US 12,111,856 B2
Method and system for long-form answer extraction based on combination of sentence index generation techniques
Anumita Dasguptabandyopadhyay, Kolkata (IN); Prabir Mallick, Kolkata (IN); Tapas Nayak, Kolkata (IN); Indrajit Bhattacharya, Kolkata (IN); and Sangameshwar Suryakant Patil, Pune (IN)
Assigned to Tata Consultancy Services Limited, Mumbai (IN)
Filed by Tata Consultancy Services Limited, Mumbai (IN)
Filed on Sep. 20, 2023, as Appl. No. 18/470,657.
Claims priority of application No. 202221058931 (IN), filed on Oct. 14, 2022.
Prior Publication US 2024/0126791 A1, Apr. 18, 2024
Int. Cl. G06F 16/30 (2019.01); G06F 16/31 (2019.01); G06F 16/332 (2019.01)

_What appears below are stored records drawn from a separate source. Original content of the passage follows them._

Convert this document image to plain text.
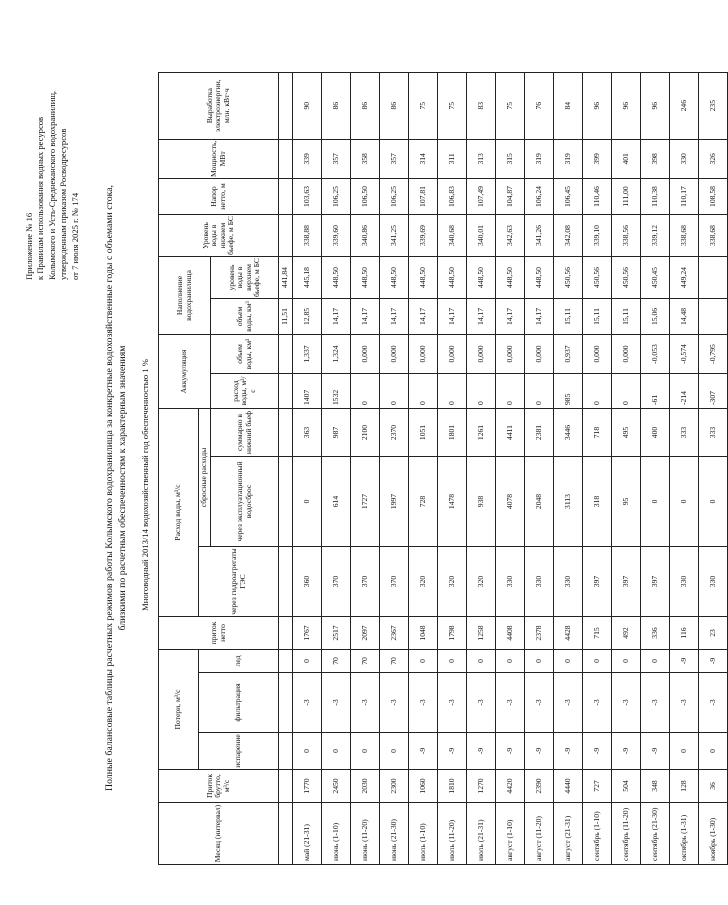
Приложение № 16 к Правилам использования водных ресурсов Колымского и Усть-Среднеканского водохранилищ, утвержденным приказом Росводресурсов от 7 июля 2025 г. № 174 Полные балансовые таблицы расчетных режимов работы Колымского водохранилища за конкретные водохозяйственные годы с объемами стока, близкими по расчетным обеспеченностям к характерным значениям Многоводный 2013/14 водохозяйственный год обеспеченностью 1 %
Месяц (интервал)	Приток брутто, м³/с	Потери, м³/с			приток нетто	Расход воды, м³/с			Аккумуляция		Наполнение водохранилища		Уровень воды в нижнем бьефе, м БС	Напор нетто, м	Мощность, МВт	Выработка электроэнергии, млн. кВт·ч
		испарение	фильтрация	лед		через гидроагрегаты ГЭС	сбросные расходы									
							через эксплуатационный водосброс	суммарно в нижний бьеф	расход воды, м³/с	объем воды, км³	объем воды, км³	уровень воды в верхнем бьефе, м БС				
											11,51	441,84				
май (21-31)	1770	0	-3	0	1767	360	0	363	1407	1,337	12,85	445,18	338,88	103,63	339	90
июнь (1-10)	2450	0	-3	70	2517	370	614	987	1532	1,324	14,17	448,50	339,60	106,25	357	86
июнь (11-20)	2030	0	-3	70	2097	370	1727	2100	0	0,000	14,17	448,50	340,86	106,50	358	86
июнь (21-30)	2300	0	-3	70	2367	370	1997	2370	0	0,000	14,17	448,50	341,25	106,25	357	86
июль (1-10)	1060	-9	-3	0	1048	320	728	1051	0	0,000	14,17	448,50	339,69	107,81	314	75
июль (11-20)	1810	-9	-3	0	1798	320	1478	1801	0	0,000	14,17	448,50	340,68	106,83	311	75
июль (21-31)	1270	-9	-3	0	1258	320	938	1261	0	0,000	14,17	448,50	340,01	107,49	313	83
август (1-10)	4420	-9	-3	0	4408	330	4078	4411	0	0,000	14,17	448,50	342,63	104,87	315	75
август (11-20)	2390	-9	-3	0	2378	330	2048	2381	0	0,000	14,17	448,50	341,26	106,24	319	76
август (21-31)	4440	-9	-3	0	4428	330	3113	3446	985	0,937	15,11	450,56	342,08	106,45	319	84
сентябрь (1-10)	727	-9	-3	0	715	397	318	718	0	0,000	15,11	450,56	339,10	110,46	399	96
сентябрь (11-20)	504	-9	-3	0	492	397	95	495	0	0,000	15,11	450,56	338,56	111,00	401	96
сентябрь (21-30)	348	-9	-3	0	336	397	0	400	-61	-0,053	15,06	450,45	339,12	110,38	398	96
октябрь (1-31)	128	0	-3	-9	116	330	0	333	-214	-0,574	14,48	449,24	338,68	110,17	330	246
ноябрь (1-30)	36	0	-3	-9	23	330	0	333	-307	-0,795			338,68	108,58	326	235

CPC G06F 16/31 (2019.01) [G06F 16/3329 (2019.01)] 8 Claims
OG exemplary drawing
 
1. A processor implemented method comprising:
receiving a plurality of inputs, via one or more hardware processors, wherein the plurality of inputs is associated with information regarding a dataset comprising a question, a document comprising an answer text for the question;
pre-processing the plurality of inputs to obtain a set of pre-processed training data, via the one or more hardware processors, wherein the set of pre-processed training data comprises a plurality of pre-processed sentence indices data and a plurality of pre-processed sentence index spans, wherein the plurality of pre-processed sentence indices data obtained using a document truncation technique, wherein the document truncation technique includes selecting an entire answer text span from the document and extending the text span by adding sentences appearing immediately before and after the span as long as the extended span does not exceed a pre-defined number of tokens, wherein a sentence index of the plurality of sentence indices is appended at the beginning of each sentence in the document for the appending the sentence index;
training a set of generation models using the set of pre-processed training data based on a supervised learning technique, via the one or more hardware processors, where the set of generation models comprises a sentence indices generation model and a sentence index spans generation model, wherein the set of generation models are sequence-to-sequence models generated using neural networks, and wherein the sentence indices generation model comprises a plurality of answer sentence indices and the sentence index spans generation model comprises a plurality of answer sentence index spans, wherein the sentence indices generation model trained using the plurality of pre-processed sentence indices data, and the sentence index spans generation model trained using the plurality of pre-processed sentence index spans, wherein the set of generation models are generative auto-regressive sequence-to-sequence models using chain rule and modeling the probability of each token oi in the output sequence o conditioned on the input sequence x and the previously generated tokens o<I, wherein the set of generation models are trained by maximizing loglikelihood of the input-output sequences in the pre-processed training data; and
post-processing the plurality of answer sentence indices and the plurality of answer sentence index spans of the set of generation models for a long-form answer extraction, via the one or more hardware processors, wherein the long form answer text is extracted for a user question input, based on mapping of a union of the first sentence indices and the second sentence indices, wherein the post-processing comprises:
obtaining a first sentence indices by post-processing the plurality of answer sentence indices based on a cleaning technique; and
obtaining a second sentence indices by post-processing the plurality of answer sentence index spans based on the cleaning technique, and a span expansion technique.